First I should nail down the exact subset of AWK that I will implement to frame the scope of the project.

An AWK program generally takes the following form.

pattern1 { action_k }
pattern2 { action_j }

The pattern specifies which lines to match. The action specifies what operation should be performed for the lines that are matched. Say we want to match all lines where the first word is "The" and print the 1st and 4th word on the matched line. We could do it in AWK like this.

$1 == "The" {print $1, $4}

The program is short and easy to read. AWK is a full fledged programming language with for loops, while loops, if statements and more. However 99.999% of the time if your objective isn't text processing, another programming language is probably a better choice.

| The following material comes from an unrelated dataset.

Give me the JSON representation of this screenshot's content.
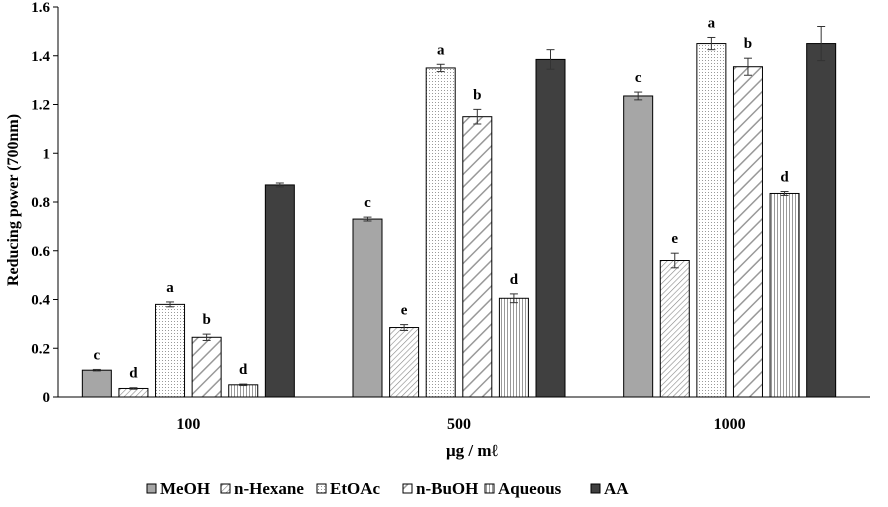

For this reason the subset of AWK we will implement is the simple pattern action semantics, and omit the loops, variable assignment, and if statements that can be used in conjuction.

Now we have a very vague outline of what we would like to implement. This is how I expect to get to my end goal

cuwc & cugrep

I believe that implementing the wc utility so that it runs on the GPU will be helpful for implementing actions in gpawk, and also help me get an introduction to programming GPU kernels. Writing grep should help me when I need to implement the patterns functionality in gpawk. I won't put to many details on their implementation because I haven't done it yet. But since I guess I'm a blogger now. my next blog post will be about cuwc. In that blog post I will go into the details of the implementation. Writing gpawk will be a journey. And a lot of the stuff I say here I may not follow through with because I am a quitter by nature. But gosh darn am I exited for what the future holds...